2.3. Fabrieksgarantie
De fabrikant garandeert dat de koelmachine voldoet aan de normen en standaards zoals beschreven in de
voorschriften van TU 107-2007 ITVN 701411.000 "Koelmachines, monoblokmodellen. Specificaties", met
inachtneming van de bepalingen en voorwaarden voor vervoer, opslag, installatie, bediening gelegen in
"Gebruikershandleiding".
Garantieperiode voor de koelmachine - 12 maanden vanaf de datum van ingebruikname, maar niet meer dan 18
maanden na de datum van fabricage. De gegarandeerde opslagperiode van de machine - 6 maanden vanaf datum
van fabricage. De garantie werkt alleen met de volgende documenten:
Gebruikershandleiding;
Akte van inbedrijfstelling (voorbeeld in Bijlage B);
Akte van het technische staat (voorbeeld in Bijlage C);
Onderhoudscontract met een gespecialiseerde organisatie.

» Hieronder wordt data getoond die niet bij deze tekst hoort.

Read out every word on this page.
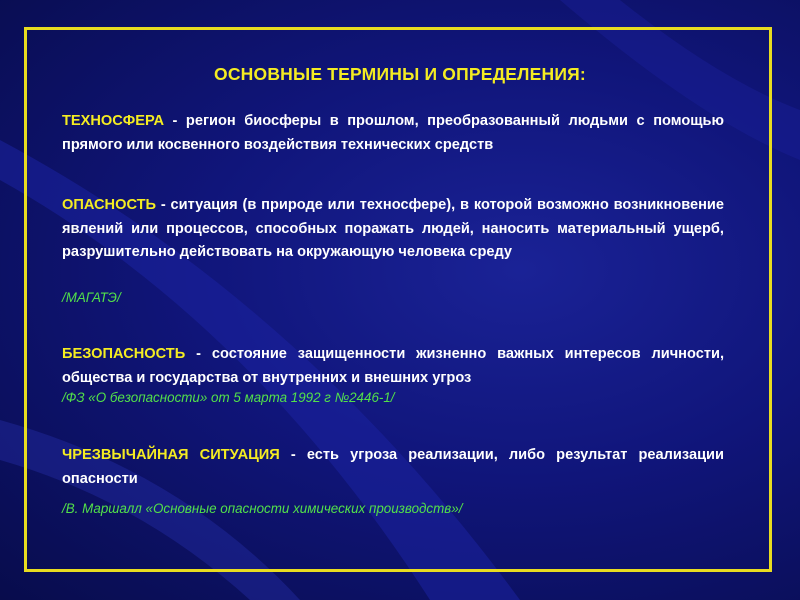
ОСНОВНЫЕ ТЕРМИНЫ И ОПРЕДЕЛЕНИЯ:
ТЕХНОСФЕРА - регион биосферы в прошлом, преобразованный людьми с помощью прямого или косвенного воздействия технических средств
ОПАСНОСТЬ - ситуация (в природе или техносфере), в которой возможно возникновение явлений или процессов, способных поражать людей, наносить материальный ущерб, разрушительно действовать на окружающую человека среду
/МАГАТЭ/
БЕЗОПАСНОСТЬ - состояние защищенности жизненно важных интересов личности, общества и государства от внутренних и внешних угроз
/ФЗ «О безопасности» от 5 марта 1992 г №2446-1/
ЧРЕЗВЫЧАЙНАЯ СИТУАЦИЯ - есть угроза реализации, либо результат реализации опасности
/В. Маршалл «Основные опасности химических производств»/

De garantie wordt niet weergegeven als:
de regels van transport, opslag, montage en bediening van Gebruikershandleiding zijn niet volledig
voldaan;
inwerkingstelling, onderhoud van de koelmachine volgens reglement wordt gedaan niet door een
organisatie zonder nodige goedkeuring van de fabrikant;
het product heeft gekregen constructieve verandering zonder voorafgaande schriftelijke toestemming
van de fabrikant.
3. BEOOGD GEBRUIK
3.1. Algemene instructies
De handleiding beschrijft informatie die nodig is voor de goede werking en het onderhoud van de koelmachine
tijdens het actieve gebruik. Duur en veiligheid van het machinegebruik afhankelijk zijn van de inachtneming van
de exploitatieregels . Let op! De monoblock koelmachine moet gebruiken als een component van thermische
isolatie koelkamer om vooraf gekoelde (diepvries) voedingsmiddelen te bewaren. In het geval van gebruik van
de machine voor andere doeleinden (thermische behandeling van het voedsel, het zetten op de camera van
andere dan de aanbevolen producten, etc.) het is nodig om de fabrikant te raadplegen.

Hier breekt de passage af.